Светлый фон

– Начнем с простого вопроса, – изгалялся Сухейль. – Где мой старинный приятель-плотеотступник?

«Можно мнить себя самым крутым смельчаком, но мы всего лишь люди. – Мои руки сжались в кулаки. – А люди ломают кости, пытаясь вырваться с водной доски».

– Повторяю вопрос: где Арктур Мезартим? А ну говори!

– Ты забыл сказать «пожалуйста», – окрысилась я.

Ладонь в перчатке потянулась к рычагу.

– Похоже, тут кое-кто изнемогает от жажды. – Массивная фигура рефаита заслонила свет. – Темной владычице не помешает выпить в честь ее скоротечного правления.

Доска откинулась назад. Ласково, почти с благоговением, Сухейль накрыл мое лицо тряпкой.

 

Перед уходом Сухейль погасил свет. Продрогшая, забрызганная с ног до головы рвотой, я обмякла на доске, не в силах шевельнуть пальцем. Едва шаги рефаита затихли, я разразилась рыданиями.

Он задал множество вопросов. О Рантанах и их намерениях. Чем мы занимались в Шотландии? Кто помог мне добраться до Манчестера? Где прячется Каста мимов? Что нам известно про «Экстрасенс»? Спрашивал, нет ли у меня сообщников в архонте, скольким участникам Сезона костей удалось выжить и где они сейчас. Вопросы, бесконечные вопросы.

Я молчала как партизан. Но он вернется завтра и послезавтра. И послепослезавтра. Пытка не стала для меня сюрпризом, этого следовало ожидать, однако я даже не подозревала, что не смогу воспользоваться своим даром, не сумею ни на мгновение облегчить боль. Наверное, виной всему кома, ослабившая мой лабиринт до предела.

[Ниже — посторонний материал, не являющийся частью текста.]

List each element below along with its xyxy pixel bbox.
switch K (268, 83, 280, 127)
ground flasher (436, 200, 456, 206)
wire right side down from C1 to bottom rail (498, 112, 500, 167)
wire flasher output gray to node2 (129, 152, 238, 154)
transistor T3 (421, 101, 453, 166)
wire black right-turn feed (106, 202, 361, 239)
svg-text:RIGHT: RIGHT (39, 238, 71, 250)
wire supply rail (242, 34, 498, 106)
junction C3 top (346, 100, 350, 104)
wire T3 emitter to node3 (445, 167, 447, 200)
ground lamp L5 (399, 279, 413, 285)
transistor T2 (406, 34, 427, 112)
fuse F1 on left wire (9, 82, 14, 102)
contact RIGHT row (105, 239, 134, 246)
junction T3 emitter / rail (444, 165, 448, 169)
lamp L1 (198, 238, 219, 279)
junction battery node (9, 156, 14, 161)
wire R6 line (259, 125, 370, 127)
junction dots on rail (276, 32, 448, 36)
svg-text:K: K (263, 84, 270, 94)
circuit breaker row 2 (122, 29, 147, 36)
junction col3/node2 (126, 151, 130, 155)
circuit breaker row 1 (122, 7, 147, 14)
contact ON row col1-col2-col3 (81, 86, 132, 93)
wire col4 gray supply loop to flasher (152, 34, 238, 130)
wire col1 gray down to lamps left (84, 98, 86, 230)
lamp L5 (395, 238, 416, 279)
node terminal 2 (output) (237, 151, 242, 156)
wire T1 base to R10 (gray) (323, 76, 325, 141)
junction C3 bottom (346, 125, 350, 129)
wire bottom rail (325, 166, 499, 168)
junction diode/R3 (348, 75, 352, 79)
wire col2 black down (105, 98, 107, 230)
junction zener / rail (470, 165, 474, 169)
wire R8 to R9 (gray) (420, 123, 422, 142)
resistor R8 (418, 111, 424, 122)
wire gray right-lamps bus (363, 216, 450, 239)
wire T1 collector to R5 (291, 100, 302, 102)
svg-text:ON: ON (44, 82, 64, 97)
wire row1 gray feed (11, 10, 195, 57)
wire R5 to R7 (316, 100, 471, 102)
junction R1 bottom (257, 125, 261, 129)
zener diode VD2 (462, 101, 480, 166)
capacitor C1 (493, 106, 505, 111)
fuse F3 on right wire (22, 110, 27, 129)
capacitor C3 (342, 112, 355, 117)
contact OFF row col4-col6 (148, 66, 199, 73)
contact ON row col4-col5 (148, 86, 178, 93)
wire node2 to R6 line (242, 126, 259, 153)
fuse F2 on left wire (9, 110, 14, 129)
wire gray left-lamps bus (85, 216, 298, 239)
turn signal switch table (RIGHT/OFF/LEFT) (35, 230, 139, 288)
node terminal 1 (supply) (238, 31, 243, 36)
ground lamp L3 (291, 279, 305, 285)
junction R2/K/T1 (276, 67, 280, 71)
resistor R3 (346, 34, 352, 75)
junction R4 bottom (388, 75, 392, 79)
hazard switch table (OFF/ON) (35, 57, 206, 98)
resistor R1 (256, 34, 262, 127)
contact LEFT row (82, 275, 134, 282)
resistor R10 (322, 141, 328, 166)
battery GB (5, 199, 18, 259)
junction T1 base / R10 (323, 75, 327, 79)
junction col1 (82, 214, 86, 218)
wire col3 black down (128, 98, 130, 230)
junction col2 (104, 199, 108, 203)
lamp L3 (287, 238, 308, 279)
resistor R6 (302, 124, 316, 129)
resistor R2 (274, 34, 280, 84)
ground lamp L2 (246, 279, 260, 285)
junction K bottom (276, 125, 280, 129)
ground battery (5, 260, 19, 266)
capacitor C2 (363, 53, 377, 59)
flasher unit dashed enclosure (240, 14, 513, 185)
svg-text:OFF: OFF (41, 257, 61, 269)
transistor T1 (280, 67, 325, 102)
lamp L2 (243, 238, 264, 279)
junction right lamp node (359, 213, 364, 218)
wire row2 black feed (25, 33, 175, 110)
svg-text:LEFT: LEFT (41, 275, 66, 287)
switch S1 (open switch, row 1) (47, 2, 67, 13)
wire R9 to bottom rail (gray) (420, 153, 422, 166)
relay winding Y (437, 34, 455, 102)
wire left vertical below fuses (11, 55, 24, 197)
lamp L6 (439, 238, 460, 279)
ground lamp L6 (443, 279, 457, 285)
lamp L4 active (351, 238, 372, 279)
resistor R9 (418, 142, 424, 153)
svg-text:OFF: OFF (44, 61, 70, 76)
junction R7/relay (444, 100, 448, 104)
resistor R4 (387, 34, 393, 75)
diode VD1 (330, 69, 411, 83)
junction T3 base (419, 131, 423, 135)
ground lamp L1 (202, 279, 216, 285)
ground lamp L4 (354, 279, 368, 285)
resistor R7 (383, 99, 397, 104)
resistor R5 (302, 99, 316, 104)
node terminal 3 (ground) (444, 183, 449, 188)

Веки у меня слипались. Я отчаянно боролась со сном, убеждая себя сконцентрироваться, сосредоточиться. До казни оставалось совсем чуть-чуть. Максимум пара-тройка дней.

Шаг первый – пережить пытку.

 

Сухейль вскоре вернулся. Все началось заново: ледяная вода текла мне в рот, острым ножом пронзая желудок. От страха я исступленно металась в кандалах, сдирая кожу на запястьях. Истошные вопли рвались наружу, несмотря на издевки Сухейля и угрозу захлебнуться. Тело содрогалось в приступах рвоты. Я тонула на суше, билась, как рыба на прилавке магазина.

Образ рефаита свелся к руке, вливавшей в меня струю за струей. Мне приказали забыть свое имя. Пейдж Махоуни больше нет, есть Сороковая. Почему не усвоила в первый раз? Периодически он касался моего лба тонким жезлом, и мой фантом корчился, как от удара током. Каждый новый крик заглушался напором воды. Сухейль нашептывал, что экзекуция не нанесет плоти ощутимого вреда, однако в это верилось с трудом. Ребра трещали, живот распух, горло словно бы натерли наждаком. В перерывах я лихорадочно старалась не заснуть.